Lack of space prohibited further discussion of Eucl. embedding methods. For example, CCG’s embedding better preserves the original distances that are below a certain threshold: the correlation between the cosine distance between the counts and the symmetric KL divergence between theta’s (grid location posterior) is higher than the correlation with the Euclidean distance in the spaces provided by LLE and ISOMAP when the analysis is limited to document pairs with small distances (\rho=~0.4 vs ~0.3 after CE - all documents are embedded but we only look at how well small distances are preserved). This is especially important in visualization, where we mostly only care about small distances
Visual words are, as in [7], quantized sift descriptors extracted from the images.
In Tab.1, BOW is the result of linear SVM.
Regarding held-out likelihood, different models, even different learning algorithms, are hard to compare [9], and the comparisons often do not translate to performance differences in applications. In addition, CCGs subsume LDA, which means that some advantage for CCGs is expected by default in such tests.

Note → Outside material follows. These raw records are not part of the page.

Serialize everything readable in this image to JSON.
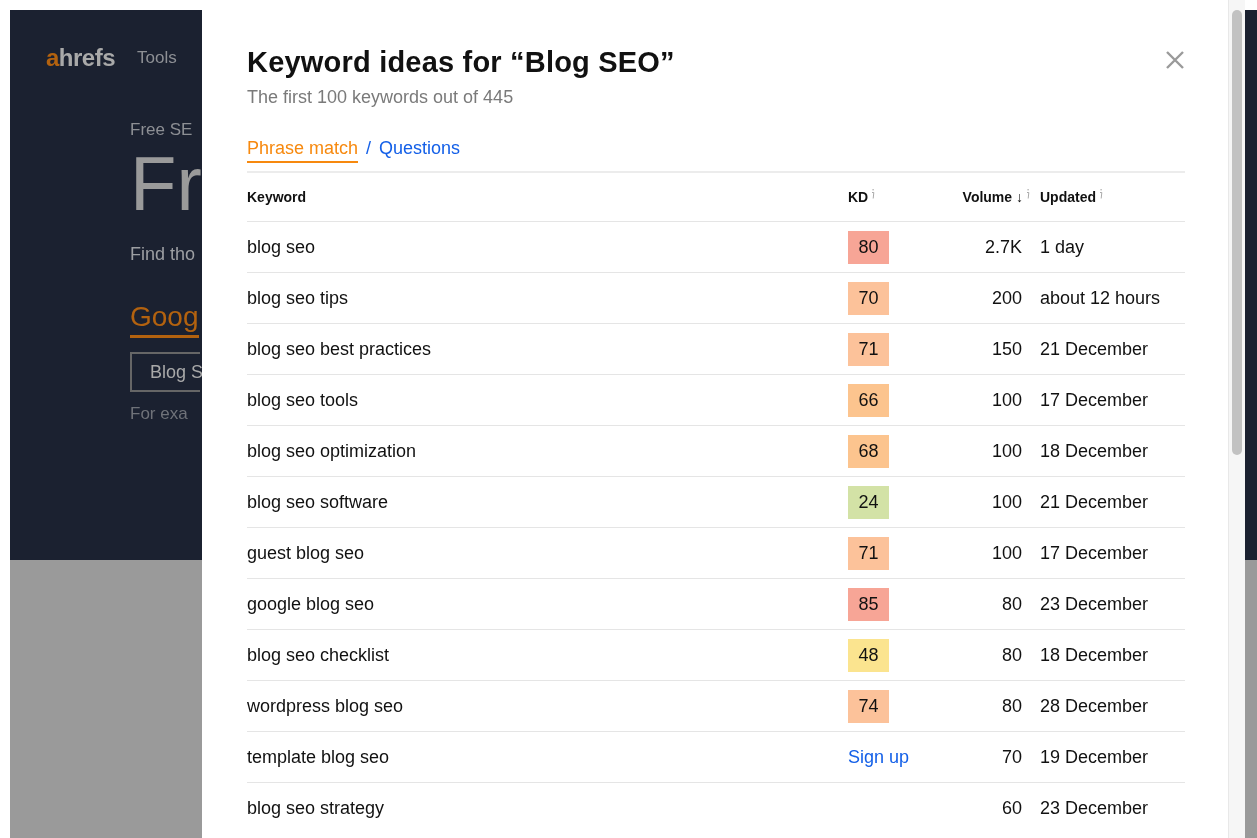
{
  "background": {
    "logo_accent": "a",
    "logo_rest": "hrefs",
    "nav_item": "Tools",
    "eyebrow": "Free SE",
    "headline": "Fr",
    "lead": "Find tho",
    "tab": "Goog",
    "search_value": "Blog S",
    "hint": "For exa"
  },
  "modal": {
    "title": "Keyword ideas for “Blog SEO”",
    "subtitle": "The first 100 keywords out of 445",
    "tabs": [
      {
        "label": "Phrase match",
        "selected": true
      },
      {
        "label": "Questions",
        "selected": false
      }
    ],
    "separator": "/",
    "table": {
      "columns": [
        {
          "label": "Keyword"
        },
        {
          "label": "KD",
          "info": true
        },
        {
          "label": "Volume",
          "info": true,
          "sort": "↓"
        },
        {
          "label": "Updated",
          "info": true
        }
      ],
      "rows": [
        {
          "keyword": "blog seo",
          "kd": {
            "kind": "badge",
            "text": "80",
            "color": "#f7a596"
          },
          "volume": "2.7K",
          "updated": "1 day"
        },
        {
          "keyword": "blog seo tips",
          "kd": {
            "kind": "badge",
            "text": "70",
            "color": "#fcc29a"
          },
          "volume": "200",
          "updated": "about 12 hours"
        },
        {
          "keyword": "blog seo best practices",
          "kd": {
            "kind": "badge",
            "text": "71",
            "color": "#fcc29a"
          },
          "volume": "150",
          "updated": "21 December"
        },
        {
          "keyword": "blog seo tools",
          "kd": {
            "kind": "badge",
            "text": "66",
            "color": "#fcc48e"
          },
          "volume": "100",
          "updated": "17 December"
        },
        {
          "keyword": "blog seo optimization",
          "kd": {
            "kind": "badge",
            "text": "68",
            "color": "#fcc48e"
          },
          "volume": "100",
          "updated": "18 December"
        },
        {
          "keyword": "blog seo software",
          "kd": {
            "kind": "badge",
            "text": "24",
            "color": "#d3e2a6"
          },
          "volume": "100",
          "updated": "21 December"
        },
        {
          "keyword": "guest blog seo",
          "kd": {
            "kind": "badge",
            "text": "71",
            "color": "#fcc29a"
          },
          "volume": "100",
          "updated": "17 December"
        },
        {
          "keyword": "google blog seo",
          "kd": {
            "kind": "badge",
            "text": "85",
            "color": "#f7a596"
          },
          "volume": "80",
          "updated": "23 December"
        },
        {
          "keyword": "blog seo checklist",
          "kd": {
            "kind": "badge",
            "text": "48",
            "color": "#fbe48f"
          },
          "volume": "80",
          "updated": "18 December"
        },
        {
          "keyword": "wordpress blog seo",
          "kd": {
            "kind": "badge",
            "text": "74",
            "color": "#fcc29a"
          },
          "volume": "80",
          "updated": "28 December"
        },
        {
          "keyword": "template blog seo",
          "kd": {
            "kind": "link",
            "text": "Sign up"
          },
          "volume": "70",
          "updated": "19 December"
        },
        {
          "keyword": "blog seo strategy",
          "kd": {
            "kind": "none"
          },
          "volume": "60",
          "updated": "23 December"
        }
      ]
    }
  }
}
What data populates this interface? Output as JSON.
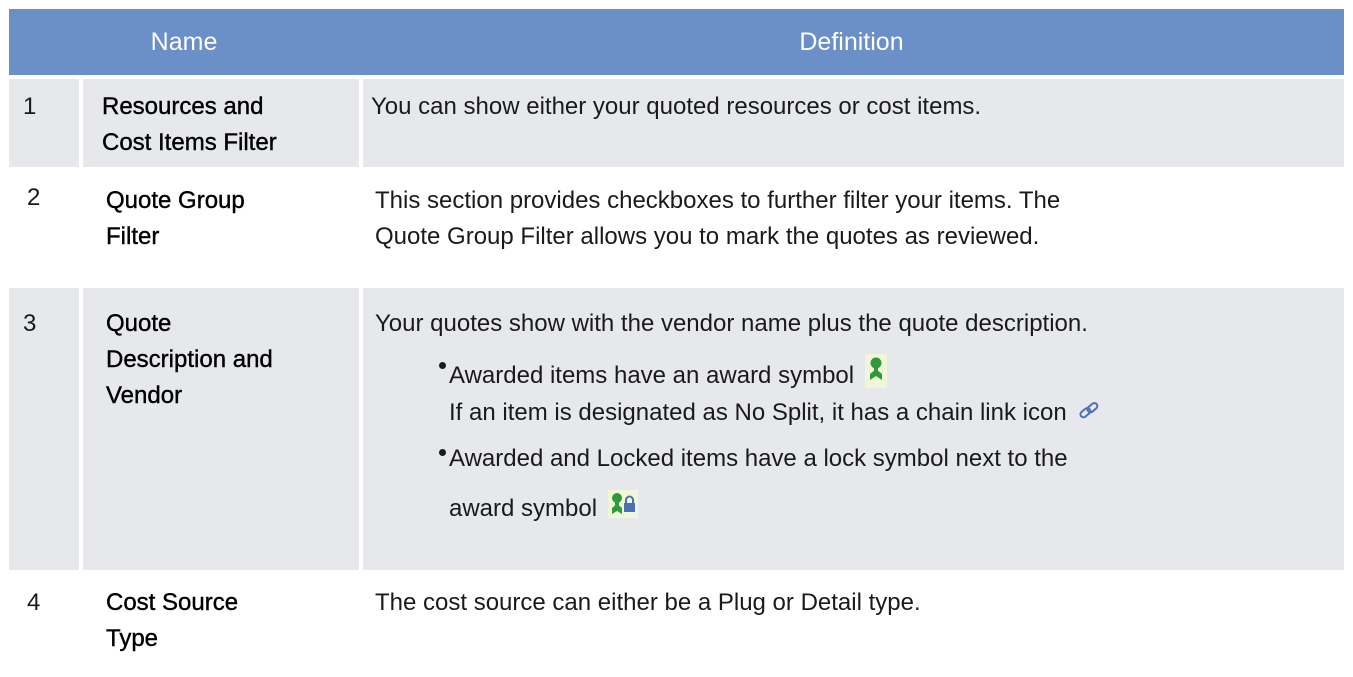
{
  "header": {
    "name_label": "Name",
    "definition_label": "Definition"
  },
  "rows": [
    {
      "num": "1",
      "name_lines": [
        "Resources and",
        "Cost Items Filter"
      ],
      "definition": "You can show either your quoted resources or cost items."
    },
    {
      "num": "2",
      "name_lines": [
        "Quote Group",
        "Filter"
      ],
      "definition_lines": [
        "This section provides checkboxes to further filter your items. The",
        "Quote Group Filter allows you to mark the quotes as reviewed."
      ]
    },
    {
      "num": "3",
      "name_lines": [
        "Quote",
        "Description and",
        "Vendor"
      ],
      "definition": "Your quotes show with the vendor name plus the quote description.",
      "bullets": [
        {
          "line1": "Awarded items have an award symbol",
          "line1_icon": "award-ribbon-icon",
          "line2": "If an item is designated as No Split, it has a chain link icon",
          "line2_icon": "chain-link-icon"
        },
        {
          "line1": "Awarded and Locked items have a lock symbol next to the",
          "line2": "award symbol",
          "line2_icon": "award-lock-icon"
        }
      ]
    },
    {
      "num": "4",
      "name_lines": [
        "Cost Source",
        "Type"
      ],
      "definition": "The cost source can either be a Plug or Detail type."
    }
  ],
  "colors": {
    "header_bg": "#6b8fc7",
    "row_shade": "#e6e8eb",
    "award_green": "#2e9a3a",
    "link_blue": "#4a6fb5"
  }
}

Regarding the browsing applications, our experience shows that the grid consumption makes it much easier for us to formulate search expressions which filter the grid. This is because each word in the grid is accompanied by related words, stimulating users’ own thinking in terms of word associations (word embedding is close to mapping, so the user suddenly realizes that searching for mapping rather than embedding will find more journal papers related to our submission). Additionally docs that use the same word in different contexts are separated into different spatial clusters and this help disambiguation.
Finally, even if the user is after a relatively specific subset of documents, and though they can find them quickly using our interface, the user gets exposed to a variety of terms form other documents embedded nearby, serving a similar purpose that peripheral vision provides in vision: establishing context, and providing additional vague awareness of other related content that might be useful in the near future.

*R3* CCGs may seem to require more parameters be set than LDA, but this is not true in practice as once the W is “sufficiently big” (>3x3), the main parameter that matters is the ratio between grid and window areas. In Fig.3, the shaded circles indicate the CG area (see ln 300).
The fact that the same word can appear in multiple positions (if needed) is one of the points we didn’t emphasize enough! As opposed to previous co-occurrence embedding methods that consider all pairs of words, our representation naturally captures the same word appearing in different multi-word contexts. The word “memory” in the Science magazine corpus is a striking example (memory in neruoscience, memory in electronic devices, immunologic memory). For the most part, presenting a raw grid does make sense to the users once they get used to the presentation: a prominent word is prominent locally and derives one of its multiple meanings from its neighbors. The repetition of one word in nearby positions may seem odd, so we used a simple heuristic to prevent this.
In each task we employed the dataset author’s validation partition and protocol; if not available, we used 10% of the training data as validation set. We will clarify this in the introduction of Sec.5.
We thank R3 for the helpful suggestions regarding the notation and cleaning up the math section.